Nicolle Yopa, Class of 2015
Kent State University/NOAC
Last year I was presented with an ethical dilemma in clinic. The patient was a high functioning 21-year-old male with Down Syndrome (“John”), who had a bilateral mild-to-moderate mixed hearing loss. John was enrolled in college classes and was being evaluated as his hearing impairment was affecting his ability to follow along in large lecture halls. He was also about to move to campus and live independently, so it was more important than ever that his hearing impairment be treated.
John received much support and encouragement from his father to proceed with amplification. The father attended every appointment with John, including the hearing aid evaluation. We recommended RITE aids with custom molds, as John would likely have difficulty inserting a dome in his ears due to dexterity issues. The father agreed and chose to proceed with the fitting. The next day, the father called the clinic; when he discussed our recommendations with his wife, she requested we change the custom molds to an open dome for cosmetic reasons. My supervisor explained to him that we could fulfill that request, but John would have to display successful insertion of the hearing aids before we could let him leave with them. Privately, my supervisor worried that fitting John with domes would set him up for failure.
Both John’s mother and father accompanied him at the hearing aid fitting. This is when we learned that the family was not in complete agreement with our recommended plan to treatment. Unlike the previous appointment, John now wanted nothing to do with the hearing aids and even cried after experiencing difficulty with inserting the dome tips. Despite his difficulties, his mother opposed switching to custom molds. Her main concern was that the hearing aids could be seen from behind. This concern in turn became John’s concern and he showed much discomfort in wearing them. His mother stood her ground when we wanted John to keep practicing. She told us that they were “educated people who could help John at home.” For reasons unknown, family and audiologists were not sharing the same goal: to confirm that John could manage this task on his own.
The appointment was scheduled for an hour but John’s mother cut us off at 30 minutes because John had class. We told her we had planned on an hour because many important things needed to be discussed; regardless, they opted to cut the appointment short so that John could make the last 20 minutes of class. My supervisor reluctantly agreed to let John leave with the hearing aids and have his parents practice with him at home.

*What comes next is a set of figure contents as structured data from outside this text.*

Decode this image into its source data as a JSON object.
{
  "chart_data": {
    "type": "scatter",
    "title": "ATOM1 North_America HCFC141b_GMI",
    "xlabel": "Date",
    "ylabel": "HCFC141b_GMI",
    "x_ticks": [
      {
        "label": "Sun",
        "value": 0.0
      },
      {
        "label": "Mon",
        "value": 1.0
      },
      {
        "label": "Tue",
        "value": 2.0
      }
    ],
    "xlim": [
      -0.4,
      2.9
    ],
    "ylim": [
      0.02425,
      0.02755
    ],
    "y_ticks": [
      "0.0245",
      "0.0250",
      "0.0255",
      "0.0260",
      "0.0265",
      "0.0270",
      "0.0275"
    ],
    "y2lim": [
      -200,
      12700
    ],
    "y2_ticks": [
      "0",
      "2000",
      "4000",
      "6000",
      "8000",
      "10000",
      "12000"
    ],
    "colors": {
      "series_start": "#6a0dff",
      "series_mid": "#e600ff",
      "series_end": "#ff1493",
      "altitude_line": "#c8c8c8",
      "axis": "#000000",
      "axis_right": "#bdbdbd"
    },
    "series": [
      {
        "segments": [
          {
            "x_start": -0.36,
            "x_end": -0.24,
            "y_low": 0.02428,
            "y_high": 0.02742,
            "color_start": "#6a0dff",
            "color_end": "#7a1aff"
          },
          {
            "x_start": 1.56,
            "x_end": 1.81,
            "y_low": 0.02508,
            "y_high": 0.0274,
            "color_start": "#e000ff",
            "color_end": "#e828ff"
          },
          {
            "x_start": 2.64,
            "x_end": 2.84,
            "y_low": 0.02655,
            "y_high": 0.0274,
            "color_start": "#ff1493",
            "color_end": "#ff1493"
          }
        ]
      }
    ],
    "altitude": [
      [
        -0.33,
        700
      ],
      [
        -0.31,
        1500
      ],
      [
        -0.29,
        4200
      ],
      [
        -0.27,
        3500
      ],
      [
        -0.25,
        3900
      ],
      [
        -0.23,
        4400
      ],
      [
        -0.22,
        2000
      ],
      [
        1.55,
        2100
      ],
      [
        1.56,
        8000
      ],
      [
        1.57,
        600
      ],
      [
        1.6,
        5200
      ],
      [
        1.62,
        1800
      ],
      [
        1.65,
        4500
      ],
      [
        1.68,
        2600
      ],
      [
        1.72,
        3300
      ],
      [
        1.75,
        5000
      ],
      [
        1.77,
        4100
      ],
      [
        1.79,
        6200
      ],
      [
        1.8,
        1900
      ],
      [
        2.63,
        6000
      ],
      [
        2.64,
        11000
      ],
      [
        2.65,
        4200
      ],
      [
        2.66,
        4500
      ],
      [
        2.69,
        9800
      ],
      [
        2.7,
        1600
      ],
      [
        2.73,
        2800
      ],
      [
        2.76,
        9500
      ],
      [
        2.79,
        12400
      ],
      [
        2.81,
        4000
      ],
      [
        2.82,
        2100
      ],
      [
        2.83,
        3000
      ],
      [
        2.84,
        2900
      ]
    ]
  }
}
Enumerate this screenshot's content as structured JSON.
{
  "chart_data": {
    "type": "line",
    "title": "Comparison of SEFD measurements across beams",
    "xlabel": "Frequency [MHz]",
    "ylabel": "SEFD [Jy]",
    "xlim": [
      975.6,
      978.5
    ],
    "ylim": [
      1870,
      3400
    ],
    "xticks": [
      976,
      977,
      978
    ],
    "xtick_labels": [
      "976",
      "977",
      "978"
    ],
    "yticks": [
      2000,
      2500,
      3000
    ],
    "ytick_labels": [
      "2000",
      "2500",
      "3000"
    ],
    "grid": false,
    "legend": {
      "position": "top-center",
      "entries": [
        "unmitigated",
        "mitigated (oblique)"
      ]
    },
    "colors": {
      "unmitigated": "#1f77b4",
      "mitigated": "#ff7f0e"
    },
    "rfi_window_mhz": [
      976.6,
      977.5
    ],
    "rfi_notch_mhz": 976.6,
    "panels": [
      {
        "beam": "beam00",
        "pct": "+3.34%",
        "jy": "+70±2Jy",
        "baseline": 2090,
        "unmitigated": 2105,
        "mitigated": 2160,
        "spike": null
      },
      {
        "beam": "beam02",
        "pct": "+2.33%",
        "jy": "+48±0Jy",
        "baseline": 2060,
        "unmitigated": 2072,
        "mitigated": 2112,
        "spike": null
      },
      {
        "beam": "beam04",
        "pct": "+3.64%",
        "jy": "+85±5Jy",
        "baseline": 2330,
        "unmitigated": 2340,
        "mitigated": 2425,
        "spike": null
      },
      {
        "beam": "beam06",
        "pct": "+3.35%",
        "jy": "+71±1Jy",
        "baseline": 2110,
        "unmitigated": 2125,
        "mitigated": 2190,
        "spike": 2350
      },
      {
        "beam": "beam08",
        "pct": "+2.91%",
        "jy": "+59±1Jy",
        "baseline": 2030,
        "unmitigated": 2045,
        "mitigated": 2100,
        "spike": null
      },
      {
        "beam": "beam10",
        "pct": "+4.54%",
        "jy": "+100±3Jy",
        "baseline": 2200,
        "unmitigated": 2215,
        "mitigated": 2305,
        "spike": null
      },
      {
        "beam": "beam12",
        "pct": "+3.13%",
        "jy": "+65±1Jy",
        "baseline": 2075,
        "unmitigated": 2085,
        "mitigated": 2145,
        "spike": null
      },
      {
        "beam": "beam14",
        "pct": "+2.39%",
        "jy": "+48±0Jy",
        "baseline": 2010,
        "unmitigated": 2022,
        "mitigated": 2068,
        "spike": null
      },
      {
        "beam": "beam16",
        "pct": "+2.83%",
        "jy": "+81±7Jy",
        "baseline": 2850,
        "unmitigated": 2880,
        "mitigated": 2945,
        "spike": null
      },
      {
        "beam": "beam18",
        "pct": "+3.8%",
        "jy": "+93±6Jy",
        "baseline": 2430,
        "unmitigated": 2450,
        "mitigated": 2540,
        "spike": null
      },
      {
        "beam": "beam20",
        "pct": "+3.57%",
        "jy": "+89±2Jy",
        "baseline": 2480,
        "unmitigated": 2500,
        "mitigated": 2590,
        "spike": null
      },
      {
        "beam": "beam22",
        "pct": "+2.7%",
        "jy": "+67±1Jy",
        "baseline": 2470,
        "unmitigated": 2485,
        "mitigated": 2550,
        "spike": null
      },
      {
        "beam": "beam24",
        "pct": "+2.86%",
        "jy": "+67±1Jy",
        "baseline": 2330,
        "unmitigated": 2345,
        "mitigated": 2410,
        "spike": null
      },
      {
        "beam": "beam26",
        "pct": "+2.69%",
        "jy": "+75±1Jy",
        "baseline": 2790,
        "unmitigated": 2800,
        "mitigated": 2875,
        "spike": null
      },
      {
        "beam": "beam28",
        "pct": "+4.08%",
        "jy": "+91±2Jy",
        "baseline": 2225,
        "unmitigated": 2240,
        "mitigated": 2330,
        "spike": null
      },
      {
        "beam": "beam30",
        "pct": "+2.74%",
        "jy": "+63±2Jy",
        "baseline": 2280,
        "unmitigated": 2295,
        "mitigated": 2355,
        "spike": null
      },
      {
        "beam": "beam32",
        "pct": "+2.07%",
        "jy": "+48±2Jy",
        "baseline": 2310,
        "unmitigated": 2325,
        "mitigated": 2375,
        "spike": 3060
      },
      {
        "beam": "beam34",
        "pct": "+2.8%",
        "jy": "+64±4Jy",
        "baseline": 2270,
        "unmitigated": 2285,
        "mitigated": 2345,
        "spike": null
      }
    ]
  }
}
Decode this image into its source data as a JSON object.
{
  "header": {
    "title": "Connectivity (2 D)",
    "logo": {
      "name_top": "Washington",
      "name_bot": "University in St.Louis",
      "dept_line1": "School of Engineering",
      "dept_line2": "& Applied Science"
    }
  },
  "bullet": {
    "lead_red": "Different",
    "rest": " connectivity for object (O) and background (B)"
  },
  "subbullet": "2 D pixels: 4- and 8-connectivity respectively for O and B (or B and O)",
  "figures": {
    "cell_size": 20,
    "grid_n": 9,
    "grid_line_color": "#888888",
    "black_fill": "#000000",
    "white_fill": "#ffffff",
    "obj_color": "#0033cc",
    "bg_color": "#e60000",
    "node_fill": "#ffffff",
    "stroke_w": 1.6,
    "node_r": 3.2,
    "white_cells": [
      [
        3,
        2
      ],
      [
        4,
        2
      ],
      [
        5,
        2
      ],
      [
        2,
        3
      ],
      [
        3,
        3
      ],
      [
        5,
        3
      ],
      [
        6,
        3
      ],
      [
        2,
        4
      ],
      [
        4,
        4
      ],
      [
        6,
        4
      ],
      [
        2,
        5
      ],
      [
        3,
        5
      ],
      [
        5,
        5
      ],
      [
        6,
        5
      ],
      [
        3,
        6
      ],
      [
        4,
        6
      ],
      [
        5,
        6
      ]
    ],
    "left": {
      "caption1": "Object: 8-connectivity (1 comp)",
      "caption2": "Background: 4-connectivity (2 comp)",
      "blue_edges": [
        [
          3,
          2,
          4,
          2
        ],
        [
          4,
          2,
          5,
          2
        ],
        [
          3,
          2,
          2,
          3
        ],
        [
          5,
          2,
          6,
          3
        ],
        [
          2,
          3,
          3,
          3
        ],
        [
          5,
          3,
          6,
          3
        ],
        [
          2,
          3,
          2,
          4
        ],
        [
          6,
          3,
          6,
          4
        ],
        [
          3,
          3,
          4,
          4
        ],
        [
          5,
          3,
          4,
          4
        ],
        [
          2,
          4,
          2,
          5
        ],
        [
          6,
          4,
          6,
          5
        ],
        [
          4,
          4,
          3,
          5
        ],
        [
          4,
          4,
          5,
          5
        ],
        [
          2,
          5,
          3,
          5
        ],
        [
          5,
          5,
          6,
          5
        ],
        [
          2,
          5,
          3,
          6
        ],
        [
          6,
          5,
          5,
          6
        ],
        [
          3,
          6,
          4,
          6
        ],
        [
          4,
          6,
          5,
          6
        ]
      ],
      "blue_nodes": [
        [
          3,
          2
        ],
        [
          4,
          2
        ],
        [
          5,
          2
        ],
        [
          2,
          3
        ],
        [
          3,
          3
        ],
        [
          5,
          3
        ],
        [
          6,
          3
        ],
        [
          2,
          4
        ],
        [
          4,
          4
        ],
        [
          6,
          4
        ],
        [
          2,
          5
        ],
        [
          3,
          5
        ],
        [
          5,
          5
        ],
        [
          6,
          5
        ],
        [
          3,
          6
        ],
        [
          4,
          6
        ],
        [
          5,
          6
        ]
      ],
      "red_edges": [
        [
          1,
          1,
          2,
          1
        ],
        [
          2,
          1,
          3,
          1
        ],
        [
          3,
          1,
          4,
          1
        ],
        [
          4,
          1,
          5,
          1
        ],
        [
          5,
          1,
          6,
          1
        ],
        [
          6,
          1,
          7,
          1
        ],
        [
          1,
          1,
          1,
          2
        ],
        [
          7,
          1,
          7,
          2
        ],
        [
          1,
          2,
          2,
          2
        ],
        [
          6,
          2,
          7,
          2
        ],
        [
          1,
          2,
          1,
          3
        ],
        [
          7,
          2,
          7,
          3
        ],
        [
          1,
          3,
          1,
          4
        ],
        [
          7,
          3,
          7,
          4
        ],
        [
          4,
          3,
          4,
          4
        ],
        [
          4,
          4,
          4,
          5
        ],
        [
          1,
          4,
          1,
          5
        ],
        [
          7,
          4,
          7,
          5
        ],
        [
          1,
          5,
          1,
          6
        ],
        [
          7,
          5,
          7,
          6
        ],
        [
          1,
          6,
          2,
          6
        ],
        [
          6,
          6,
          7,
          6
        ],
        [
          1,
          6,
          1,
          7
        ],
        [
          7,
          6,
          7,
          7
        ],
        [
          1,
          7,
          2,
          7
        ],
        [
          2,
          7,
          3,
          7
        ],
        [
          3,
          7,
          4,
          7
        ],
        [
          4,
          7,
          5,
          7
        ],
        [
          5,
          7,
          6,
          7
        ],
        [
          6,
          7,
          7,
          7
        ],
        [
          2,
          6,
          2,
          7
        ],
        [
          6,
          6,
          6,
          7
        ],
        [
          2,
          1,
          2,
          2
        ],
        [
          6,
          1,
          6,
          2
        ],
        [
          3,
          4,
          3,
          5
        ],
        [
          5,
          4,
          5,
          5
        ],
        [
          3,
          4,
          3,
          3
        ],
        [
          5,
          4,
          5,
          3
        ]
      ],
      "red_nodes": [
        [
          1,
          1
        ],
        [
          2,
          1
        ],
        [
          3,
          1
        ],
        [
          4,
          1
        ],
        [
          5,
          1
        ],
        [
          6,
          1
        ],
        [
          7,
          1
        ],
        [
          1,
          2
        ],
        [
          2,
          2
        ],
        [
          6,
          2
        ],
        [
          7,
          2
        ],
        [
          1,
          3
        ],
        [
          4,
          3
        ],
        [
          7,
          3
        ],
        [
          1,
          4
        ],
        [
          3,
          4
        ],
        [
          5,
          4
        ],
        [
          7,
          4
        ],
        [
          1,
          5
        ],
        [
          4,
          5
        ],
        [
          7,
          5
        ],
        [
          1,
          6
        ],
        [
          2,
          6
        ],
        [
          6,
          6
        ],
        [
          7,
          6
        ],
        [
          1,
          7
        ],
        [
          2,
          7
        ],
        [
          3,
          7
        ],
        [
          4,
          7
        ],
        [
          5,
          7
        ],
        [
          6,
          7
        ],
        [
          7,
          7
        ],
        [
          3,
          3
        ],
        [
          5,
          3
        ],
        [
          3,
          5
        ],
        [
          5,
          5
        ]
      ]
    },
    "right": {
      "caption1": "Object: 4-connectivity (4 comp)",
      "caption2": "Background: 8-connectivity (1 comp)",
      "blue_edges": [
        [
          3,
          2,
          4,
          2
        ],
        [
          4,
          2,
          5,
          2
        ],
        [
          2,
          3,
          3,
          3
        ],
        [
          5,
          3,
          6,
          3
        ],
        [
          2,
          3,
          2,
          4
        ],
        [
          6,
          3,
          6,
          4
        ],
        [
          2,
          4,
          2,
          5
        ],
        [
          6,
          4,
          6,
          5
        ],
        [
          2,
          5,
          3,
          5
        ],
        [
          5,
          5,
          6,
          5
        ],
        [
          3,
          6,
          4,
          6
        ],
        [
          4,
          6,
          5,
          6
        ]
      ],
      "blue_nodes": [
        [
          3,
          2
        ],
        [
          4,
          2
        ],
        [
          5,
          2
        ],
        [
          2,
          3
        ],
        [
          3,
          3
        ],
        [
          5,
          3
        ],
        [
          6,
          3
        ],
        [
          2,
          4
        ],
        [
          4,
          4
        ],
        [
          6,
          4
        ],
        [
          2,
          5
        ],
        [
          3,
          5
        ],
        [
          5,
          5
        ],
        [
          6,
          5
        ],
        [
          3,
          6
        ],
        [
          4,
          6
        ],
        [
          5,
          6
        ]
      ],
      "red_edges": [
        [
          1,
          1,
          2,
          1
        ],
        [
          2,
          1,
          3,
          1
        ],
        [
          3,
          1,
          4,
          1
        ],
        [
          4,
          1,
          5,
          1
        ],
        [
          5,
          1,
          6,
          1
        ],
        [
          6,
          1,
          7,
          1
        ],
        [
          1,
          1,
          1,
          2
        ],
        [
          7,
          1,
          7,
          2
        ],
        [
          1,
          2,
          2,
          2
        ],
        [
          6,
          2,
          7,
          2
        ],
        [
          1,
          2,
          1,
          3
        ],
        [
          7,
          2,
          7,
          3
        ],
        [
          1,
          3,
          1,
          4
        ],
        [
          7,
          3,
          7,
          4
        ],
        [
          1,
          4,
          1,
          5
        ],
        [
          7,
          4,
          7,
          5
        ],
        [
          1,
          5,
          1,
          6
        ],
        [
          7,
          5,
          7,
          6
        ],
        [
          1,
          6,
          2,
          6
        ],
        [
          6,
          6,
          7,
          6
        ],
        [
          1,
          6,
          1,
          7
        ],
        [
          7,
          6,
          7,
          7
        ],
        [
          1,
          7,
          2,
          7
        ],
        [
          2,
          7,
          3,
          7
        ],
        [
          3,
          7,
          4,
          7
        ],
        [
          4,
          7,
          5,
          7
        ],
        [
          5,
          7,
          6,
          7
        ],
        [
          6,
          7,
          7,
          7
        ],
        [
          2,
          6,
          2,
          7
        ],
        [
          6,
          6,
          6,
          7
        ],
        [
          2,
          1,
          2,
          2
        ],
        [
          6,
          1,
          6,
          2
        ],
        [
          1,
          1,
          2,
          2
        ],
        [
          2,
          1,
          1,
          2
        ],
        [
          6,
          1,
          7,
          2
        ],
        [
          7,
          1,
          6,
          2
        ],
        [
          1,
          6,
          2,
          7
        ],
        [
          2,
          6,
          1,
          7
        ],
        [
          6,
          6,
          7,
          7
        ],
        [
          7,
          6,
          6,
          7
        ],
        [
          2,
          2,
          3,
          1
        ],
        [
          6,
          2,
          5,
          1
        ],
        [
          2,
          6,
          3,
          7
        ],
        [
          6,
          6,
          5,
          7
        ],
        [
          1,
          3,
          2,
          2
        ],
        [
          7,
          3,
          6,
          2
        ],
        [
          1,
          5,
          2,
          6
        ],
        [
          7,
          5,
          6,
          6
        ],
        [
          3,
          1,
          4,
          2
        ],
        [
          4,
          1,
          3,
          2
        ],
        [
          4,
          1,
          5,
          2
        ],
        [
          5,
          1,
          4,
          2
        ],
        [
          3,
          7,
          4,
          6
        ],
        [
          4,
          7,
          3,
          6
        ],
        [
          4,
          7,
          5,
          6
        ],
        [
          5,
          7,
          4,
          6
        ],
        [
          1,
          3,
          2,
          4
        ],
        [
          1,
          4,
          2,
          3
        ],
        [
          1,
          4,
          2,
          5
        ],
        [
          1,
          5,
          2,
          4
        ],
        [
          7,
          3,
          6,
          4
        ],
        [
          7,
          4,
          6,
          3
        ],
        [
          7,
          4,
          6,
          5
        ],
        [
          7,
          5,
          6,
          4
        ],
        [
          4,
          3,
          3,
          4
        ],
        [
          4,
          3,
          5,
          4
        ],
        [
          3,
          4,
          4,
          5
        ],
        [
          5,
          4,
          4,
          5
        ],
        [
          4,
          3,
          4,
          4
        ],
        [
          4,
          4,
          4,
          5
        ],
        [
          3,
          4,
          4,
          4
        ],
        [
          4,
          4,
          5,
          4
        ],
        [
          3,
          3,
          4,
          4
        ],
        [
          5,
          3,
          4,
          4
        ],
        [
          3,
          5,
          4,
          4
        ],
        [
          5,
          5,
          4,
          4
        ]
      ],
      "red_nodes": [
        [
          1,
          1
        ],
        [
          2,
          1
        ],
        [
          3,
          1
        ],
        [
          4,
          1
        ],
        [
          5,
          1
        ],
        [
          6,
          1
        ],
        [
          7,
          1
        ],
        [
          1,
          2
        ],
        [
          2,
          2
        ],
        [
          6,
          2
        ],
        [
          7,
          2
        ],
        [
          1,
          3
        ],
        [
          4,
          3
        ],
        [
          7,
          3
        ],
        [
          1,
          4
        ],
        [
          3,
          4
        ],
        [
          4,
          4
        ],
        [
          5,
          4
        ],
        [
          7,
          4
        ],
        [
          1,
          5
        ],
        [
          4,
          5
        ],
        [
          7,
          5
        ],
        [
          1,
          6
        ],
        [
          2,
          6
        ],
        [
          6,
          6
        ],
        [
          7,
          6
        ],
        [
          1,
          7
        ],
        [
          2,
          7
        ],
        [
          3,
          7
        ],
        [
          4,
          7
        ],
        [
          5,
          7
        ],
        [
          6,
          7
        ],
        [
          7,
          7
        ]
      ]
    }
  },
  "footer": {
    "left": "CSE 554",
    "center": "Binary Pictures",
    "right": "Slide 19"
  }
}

As an educational clinic, we routinely video record the appointments so that we can critique ourselves later (with written patient permission, of course). When we later viewed this appointment, we learned that John had cried when we stepped out of the room and tossed the hearing aids on the table calling them “a total waste of time.” On his way out, he was heard to comment to his mother that he was taking them off before class.
Predictably, Things Got Worse
At the two-week follow-up appointment, John had two dead batteries in the hearing aids and the pack of extra batteries had not been opened. He still demonstrated much difficulty with insertion and admitted to not wearing the hearing aids. I had an opportunity to ask him about how he was feeling about everything. He had a hard time explaining his feelings, but in a roundabout way, he said he was uncomfortable wearing them because of what other people may think. I attempted counseling John on this matter, providing support and encouragement. Only his father accompanied John at this appointment, and he also provided positive encouragement and support. By the end of the appointment, John had a spark of motivation and said he wanted to give it another try, and another follow-up was scheduled for two weeks.
Only three days later, the father returned the hearing aids to the clinic and said that “John just was not ready.” Upon reflection, it seems fair to say that John was only as ready as his mother could be. Just as predicted by family systems theory (Seligman & Darling, 2009), the emotional state of one family member affects all family members; in our situation, mother’s objections became John’s objections, but we were caught off guard and never got to the heart of it all.
Could We Have Obtained a More Family-Centered Outcome?
A take-home lesson that will stick with me is this: if a parent is not attending appointments, I need to ask myself why? Is this absence meaningful? The reason could be as simple as a scheduling conflict, but it could also indicate avoidance or inner turmoil. We didn’t know and we didn’t ask. Parenting does not become worry-free when a child becomes a young adult. We should not be surprised if a parent seems upset about her child taking steps towards independence. It is not unusual for a parent to be concerned about a child’s appearance and other people’s perceptions. Mother’s request to change the hearing aid style for cosmetic reasons was an indicator of potential conflict; we could have called her and asked to talk more about her concerns before the next appointment. We could have developed a shared goal on how to manage hearing aid insertion over time with family support, rather than insisting that John be successful before taking the hearing aids home.
These are the kinds of questions that keep us family-centered and patient-centered. I have learned a lot from this situation and feel I will be better prepared if something like this happens again.
Seligman, M., & Darling, R.B. (2009). Ordinary families, special children: A systems approach to childhood disability. New York: Guildford Press.